Sonó la campanada del mediodía, pero Elodin seguía sin aparecer.

Pasaron cinco minutos. Diez minutos. Media hora más tarde Elodin llegó resollando al aula, con un fajo desordenado de papeles en los brazos. Los dejó caer encima de una mesa y empezó a pasearse enfrente de nosotros.

– Antes de empezar, deberíamos aclarar bien varias cosas -anunció sin saludar ni pedir disculpas por su retraso-. En primer lugar, debéis hacer lo que yo diga. Debéis hacerlo lo mejor que podáis, aunque no entendáis por qué motivo. Me parece bien que me hagáis preguntas, pero en definitiva: yo mando y vosotros hacéis. -Nos miró-. ¿Sí?

Todos asentimos afirmativamente y murmuramos nuestra conformidad.

– Segundo: debéis creerme cuando os diga determinadas cosas. Algunas de las cosas que os diré quizá no sean ciertas. Pero debéis creerlas de todos modos, hasta que yo os ordene parar. -Nos miró uno por uno-. ¿Sí?

Me pregunté vagamente si Elodin empezaba todas sus clases así. El se fijó en que yo no había dado ninguna señal afirmativa. Me fulminó con la mirada, enojado.

– Todavía no hemos llegado a lo más difícil -espetó.

– Haré todo lo posible por intentarlo -dije.

– Con respuestas como esa, llegarás a abogado en un periquete -me dijo Elodin con sarcasmo-. ¿Por qué no lo haces y punto, en lugar de hacer todo lo posible por intentarlo?

Asentí con la cabeza. Eso lo apaciguó, y volvió a dirigirse a toda la clase.

– Hay dos cosas que debéis recordar. La primera es que nuestros nombres nos dan forma, y que nosotros damos forma a nuestros nombres. -Dejó de pasearse y nos miró-. La segunda es que hasta el nombre más sencillo es tan complejo que vuestra mente jamás podría tantear siquiera sus límites, y mucho menos entenderlo lo bastante bien para pronunciarlo.

Hubo un largo silencio. Elodin esperó mirándonos con fijeza.

Fenton acabó picando.

– Si es así, ¿cómo se puede ser nominador?

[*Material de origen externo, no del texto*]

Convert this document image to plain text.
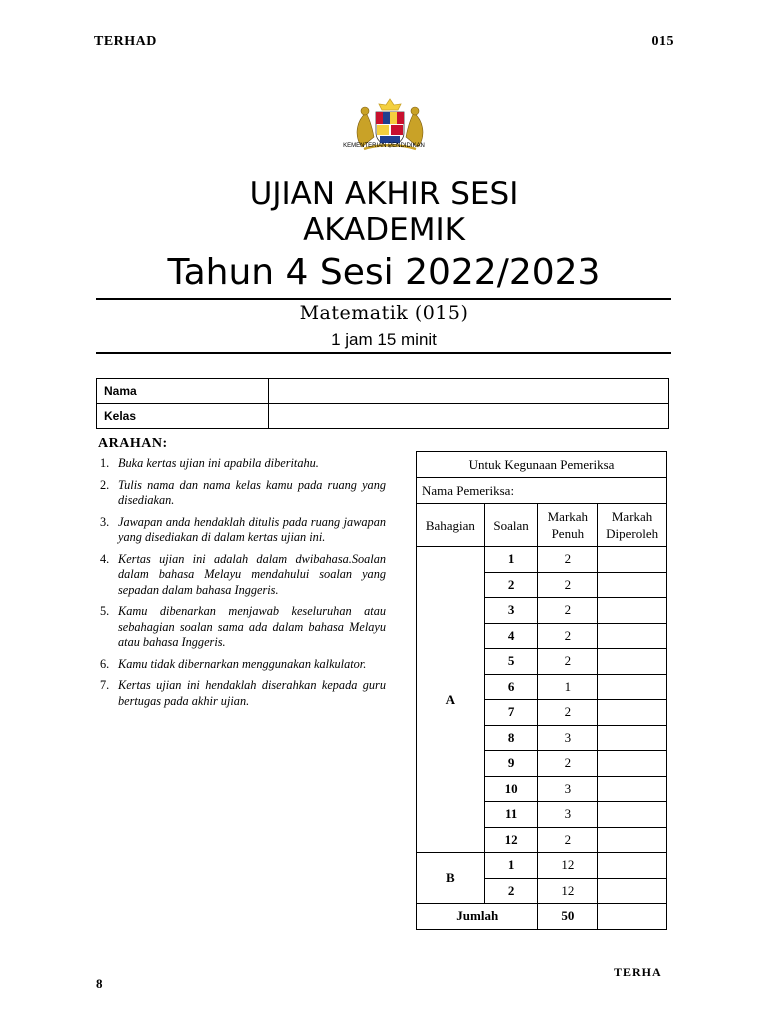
TERHAD	015
KEMENTERIAN PENDIDIKAN
UJIAN AKHIR SESI
AKADEMIK
Tahun 4 Sesi 2022/2023
Matematik (015)
1 jam 15 minit
Nama	
Kelas	
ARAHAN:
1. Buka kertas ujian ini apabila diberitahu.
2. Tulis nama dan nama kelas kamu pada ruang yang disediakan.
3. Jawapan anda hendaklah ditulis pada ruang jawapan yang disediakan di dalam kertas ujian ini.
4. Kertas ujian ini adalah dalam dwibahasa.Soalan dalam bahasa Melayu mendahului soalan yang sepadan dalam bahasa Inggeris.
5. Kamu dibenarkan menjawab keseluruhan atau sebahagian soalan sama ada dalam bahasa Melayu atau bahasa Inggeris.
6. Kamu tidak dibernarkan menggunakan kalkulator.
7. Kertas ujian ini hendaklah diserahkan kepada guru bertugas pada akhir ujian.
Untuk Kegunaan Pemeriksa			
Nama Pemeriksa:			
Bahagian	Soalan	Markah Penuh	Markah Diperoleh
A	1	2	
	2	2	
	3	2	
	4	2	
	5	2	
	6	1	
	7	2	
	8	3	
	9	2	
	10	3	
	11	3	
	12	2	
B	1	12	
	2	12	
Jumlah		50	
TERHA
8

– Buena pregunta -dijo Elodin-. La respuesta obvia es que no se puede. Que hasta los nombres más sencillos están muy lejos de nuestro alcance. -Levantó una mano-. Recordad: no me refiero a los nombres pequeños que utilizamos a diario. Los nombres para llamar cosas como «árbol», «fuego» o «piedra». Me refiero a algo completamente diferente.

Se metió una mano en el bolsillo y sacó una piedra de río, lisa y oscura.

– Describid la forma exacta de esta piedra. Habladme del peso y la presión que la forjaron a partir de arenas y sedimentos. Decidme cómo se refleja en ella la luz. Decidme cómo atrae la tierra su masa, cómo la envuelve el viento cuando se mueve por el aire. Decidme cómo las trazas de hierro dentro de ella sentirán la llamada de una piedra imán. Todas esas cosas y mil cien más configuran el nombre de esta piedra. -Alargó el brazo, sosteniéndola-. Esta sola y sencilla piedra.

Elodin bajó la mano y nos miró.

– ¿Veis lo compleja que puede ser incluso esta cosa tan sencilla? Si la estudiarais durante un largo mes, quizá llegarais a conocerla lo bastante bien para atisbar los bordes exteriores de su nombre. Quizá.

»Ese es el problema a que se enfrentan los nominadores. Debemos comprender cosas que están más allá de nuestra comprensión. ¿Cómo puede hacerse eso?

No esperó a que contestáramos, sino que cogió unas cuantas hojas de las que había traído y nos dio varias a cada uno.

– Dentro de quince minutos lanzaré esta piedra. Desde aquí. -Afianzó los pies en el suelo-. Mirándoos a vosotros. -Cuadró los hombros-. Haré un lanzamiento bajo, con un impulso de unos tres grips. Quiero que calculéis de qué manera se desplazará por el aire para que tengáis la mano en el sitio exacto y atraparla cuando llegue el momento.

»Podéis proceder -concluyó, y dejó la piedra encima de una mesa.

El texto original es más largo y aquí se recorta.